The takeaway is not which model wins, but that the choice depends entirely on the job. A quick demo needs speed and low cost; a production agent pipeline needs thoroughness and autonomous error recovery; a client-facing showcase needs visual design sense. Benchmarks that only measure single-turn accuracy miss these trade-offs.

Takeaways
All five models achieved a 100% task completion rate on the AI tool directory task, but the quality, cost, and autonomy of execution differed substantially.
DeepSeek-V4-flash was the cheapest at ¥0.20 per run and the fastest, but it required occasional manual reminders for detail checks and style polishing.
MiniMax-M3 offered the most stable end-to-end execution at ¥1.33 per run, with tool-call failures that did not derail the final result.
Step-3.7-flash showed the strongest autonomous tool-calling behavior — searching, reading, organizing, generating, and checking without being prompted — at ¥0.70 per run.
Gemini 3.5 Flash produced the most visually polished page but collected less tool data and cost ¥9 per run, roughly 45× more than DeepSeek-V4-flash.
GLM5.2 delivered balanced capability at ¥3.66 but lagged in proactive searching, verification, and self-repair compared to Step-3.7-flash.
Most models defaulted to a dark tech-style color scheme unless the prompt explicitly requested a lighter, cleaner design.
Cost differences are extreme: the most expensive run (Gemini 3.5 Flash) cost 45× more than the cheapest (DeepSeek-V4-flash) for the same task.
Conclusions

Benchmark scores and single-turn accuracy tell you almost nothing about how a model behaves in a multi-step agent loop. The models that looked best on paper were not always the ones that ran the most complete process.

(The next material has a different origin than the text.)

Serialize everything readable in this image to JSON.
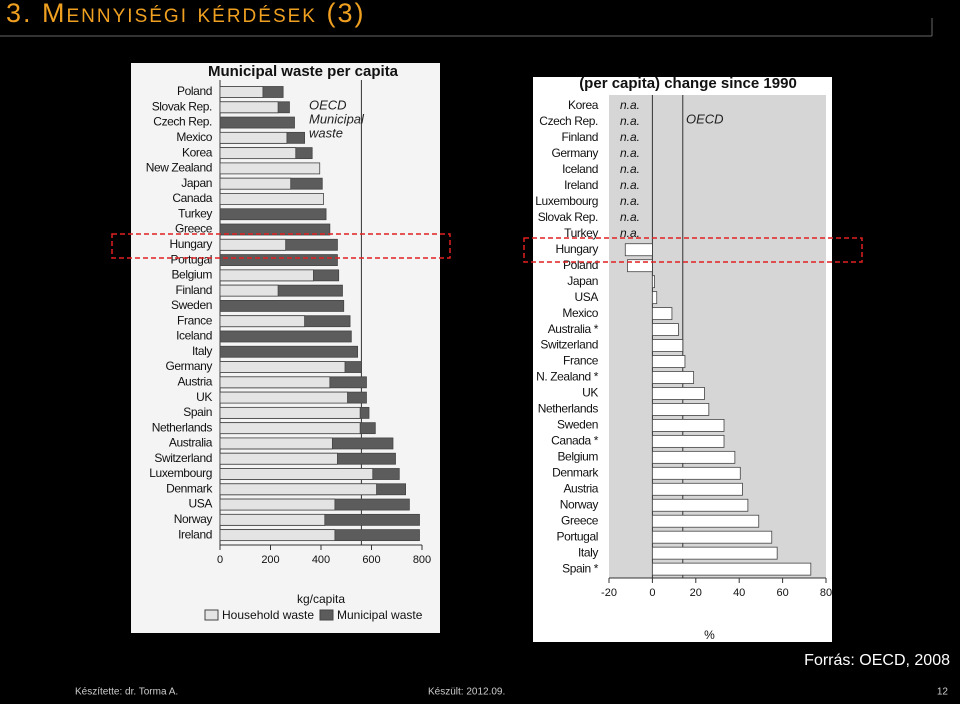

Tool-calling proactiveness is a separate axis from code-generation quality. Step-3.7-flash searched and verified data autonomously; DeepSeek-V4-flash generated code fast but skipped verification steps unless prompted.

Visual design quality and data thoroughness appear to trade off in current models. Gemini 3.5 Flash made prettier pages but collected less data; Step-3.7-flash gathered more complete data but defaulted to a generic dark theme.

Cost-per-task varies by a factor of 45× across these models for the same prompt, which makes model choice an economic decision as much as a technical one when running agent workflows at scale.

Every model completed the task, which suggests the floor for agent capability is rising fast — but the ceiling on thoroughness, autonomy, and polish still separates the contenders.

Concepts & terms
Agent workflow
A multi-step task where an AI model autonomously calls tools (search, code generation, file operations, error checking) in sequence to complete a goal, rather than answering a single prompt.
Tool calling
The ability of an AI model to invoke external functions — such as web search, file reading, or code execution — as part of its response, rather than relying solely on its training data.
Long-chain task
A task requiring many sequential steps and tool invocations, where the model must maintain context and make decisions across an extended interaction rather than producing a single output.